General: November 2004 Archives

AOL bringing security to the masses. There's a phrase I never thought I'd here. According to their ads they are offering free desktop antivirus and free antispyware software. I think they are building Aluria's antispyware product into the AOL software, but it looks like McAfee antivirus and personal firewall are separate downloaded that AOL is making it available for free.

It would be much better if antivirus was part of the software with updates via AOLs standard update mechanism. Then the typical user would never have to think about it. I dont know maybe it will work that way.

AOL has made security the the forefront of their current advertising scheme. Its a rather wise ploy. We've all seen article after article quoting people who cant keep up on patches, who keep getting hit with viruses, and now on top of it all, spyware is making their computer unusable. AOL's Internet with Training Wheels just added protection for their customers. I think that's pretty cool.

Back in the 90s the Clinton White House legal counsel's office had a conspiracy theory on how news is made in Washington DC. According to this flowchart, "news" would start with well funded right wing thinktanks and individuals. It would then flow to the Western Journalism Center, the American Spectator magazine and the Pittsburgh Tribune Review. From there the legend would grow on the Internet where it would then be picked up by the British Tabloids before filtering to the Walls Street Journal, the Washington Times and the New York Post. After that it would be discussed by congressional commitees. Only then would the Washington Post or the NY Times pick up on the story. I cut a diagram of this communication stream from the paper back then and always get a kick out of looking at it.

I was thinking the other day that the tech news cycle is much like this theory. Rumors are posted to lists like bugtraq and full disclosure. From there it filters down to slightly more reputable sources, lets says SANS ISC and if its antimicrosoft it will show up on slashdot. From there it will be written up by a tech writer at zdnet or the register. Soon after that it will be in the Washington Post. From there it is on the AP wire and will appear in newspapers all over America.

If you ever feel overwhelmed by Microsoft patches, dont even think of looking at patching the rest of the applications that are deployed in your enterprise. Recently, I was taking inventory of our vulnerability status and found we needed later versions of Adobe, Real, Winamp, Winzip, AIM, SUN JRE. The list probobably is longer than that but that list was long enough to be frightening.

I quickly found that some applications defy inventory. They dont use a version number in on the exe so a standard file query in SMS wont work. Or the version number for a vulnerable version of the product is the same as the version number for a non-vulnerable version. Sometimes the exe version was different from the product version leaving the admin to wonder if version 14 is version 10; what is version 12 equal to version 9.

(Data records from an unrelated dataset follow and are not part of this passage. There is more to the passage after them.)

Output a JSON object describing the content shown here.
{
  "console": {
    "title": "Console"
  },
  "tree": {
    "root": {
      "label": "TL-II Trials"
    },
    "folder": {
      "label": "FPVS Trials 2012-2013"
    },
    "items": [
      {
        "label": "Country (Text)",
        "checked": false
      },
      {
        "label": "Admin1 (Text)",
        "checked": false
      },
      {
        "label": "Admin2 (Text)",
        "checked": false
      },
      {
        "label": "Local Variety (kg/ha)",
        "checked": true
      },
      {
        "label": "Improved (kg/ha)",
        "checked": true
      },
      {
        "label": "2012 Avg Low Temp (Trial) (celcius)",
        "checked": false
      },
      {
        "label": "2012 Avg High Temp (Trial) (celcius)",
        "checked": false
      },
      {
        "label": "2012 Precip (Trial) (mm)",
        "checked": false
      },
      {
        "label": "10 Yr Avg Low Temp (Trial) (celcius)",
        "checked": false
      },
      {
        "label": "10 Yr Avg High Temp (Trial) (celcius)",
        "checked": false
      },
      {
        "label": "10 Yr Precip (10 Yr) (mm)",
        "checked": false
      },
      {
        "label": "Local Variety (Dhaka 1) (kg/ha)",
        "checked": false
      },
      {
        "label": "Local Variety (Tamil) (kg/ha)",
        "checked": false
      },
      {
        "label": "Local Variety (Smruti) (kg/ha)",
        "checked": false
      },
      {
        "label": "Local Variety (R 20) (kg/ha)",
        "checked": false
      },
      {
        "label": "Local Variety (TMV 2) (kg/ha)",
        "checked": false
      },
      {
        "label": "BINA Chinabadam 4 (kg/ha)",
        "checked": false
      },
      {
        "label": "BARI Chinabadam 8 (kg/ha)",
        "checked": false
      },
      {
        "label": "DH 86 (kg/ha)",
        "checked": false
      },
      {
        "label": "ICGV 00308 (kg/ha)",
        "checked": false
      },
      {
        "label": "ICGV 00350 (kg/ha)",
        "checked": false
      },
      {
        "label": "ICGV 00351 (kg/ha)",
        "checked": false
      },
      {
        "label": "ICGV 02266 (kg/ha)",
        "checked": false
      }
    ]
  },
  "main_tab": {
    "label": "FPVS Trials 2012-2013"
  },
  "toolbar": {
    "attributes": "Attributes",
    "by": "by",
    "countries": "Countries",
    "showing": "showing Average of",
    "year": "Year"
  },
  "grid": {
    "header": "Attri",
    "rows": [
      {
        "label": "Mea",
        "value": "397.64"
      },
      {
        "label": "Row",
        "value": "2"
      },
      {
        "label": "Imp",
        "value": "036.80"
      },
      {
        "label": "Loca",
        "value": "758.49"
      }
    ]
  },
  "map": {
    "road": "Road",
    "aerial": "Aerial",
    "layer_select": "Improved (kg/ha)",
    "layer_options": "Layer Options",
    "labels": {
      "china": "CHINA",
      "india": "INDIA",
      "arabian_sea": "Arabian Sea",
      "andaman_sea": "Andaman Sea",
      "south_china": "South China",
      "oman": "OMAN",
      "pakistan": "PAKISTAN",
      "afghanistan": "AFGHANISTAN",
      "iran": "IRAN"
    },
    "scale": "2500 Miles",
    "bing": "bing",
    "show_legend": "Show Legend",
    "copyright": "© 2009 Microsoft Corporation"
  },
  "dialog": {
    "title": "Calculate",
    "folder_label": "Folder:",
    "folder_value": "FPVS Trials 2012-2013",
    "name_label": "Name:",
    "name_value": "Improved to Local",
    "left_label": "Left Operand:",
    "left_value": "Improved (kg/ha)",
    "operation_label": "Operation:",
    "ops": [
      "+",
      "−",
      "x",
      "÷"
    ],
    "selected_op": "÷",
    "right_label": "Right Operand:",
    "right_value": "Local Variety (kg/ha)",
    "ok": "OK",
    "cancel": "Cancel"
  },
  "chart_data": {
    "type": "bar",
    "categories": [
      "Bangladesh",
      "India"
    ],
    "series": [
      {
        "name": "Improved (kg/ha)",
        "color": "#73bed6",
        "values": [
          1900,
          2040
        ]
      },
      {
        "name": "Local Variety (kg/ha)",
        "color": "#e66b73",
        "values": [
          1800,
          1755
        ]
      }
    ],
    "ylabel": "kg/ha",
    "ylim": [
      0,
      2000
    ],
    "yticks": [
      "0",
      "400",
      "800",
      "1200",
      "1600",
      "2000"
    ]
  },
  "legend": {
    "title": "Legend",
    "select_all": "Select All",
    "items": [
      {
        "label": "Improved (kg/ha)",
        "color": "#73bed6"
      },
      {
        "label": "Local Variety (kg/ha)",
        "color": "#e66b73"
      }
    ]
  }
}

Next I considered the upgrade options. Most of the time there wasn't a patch. It was necessary to redeploy the application. Then there is the special case of the SUN JRE where deploying a new version seems to install the new version but leave the old. My favorite though was Adobe Acrobat Reader which required installing 6.0.1 before you could install the patch to take the version to 6.0.2.

This is making Microsoft patching look easy by comparison. I wonder how many times a day we can interrupt the users with the patching/upgrade software before they rebel.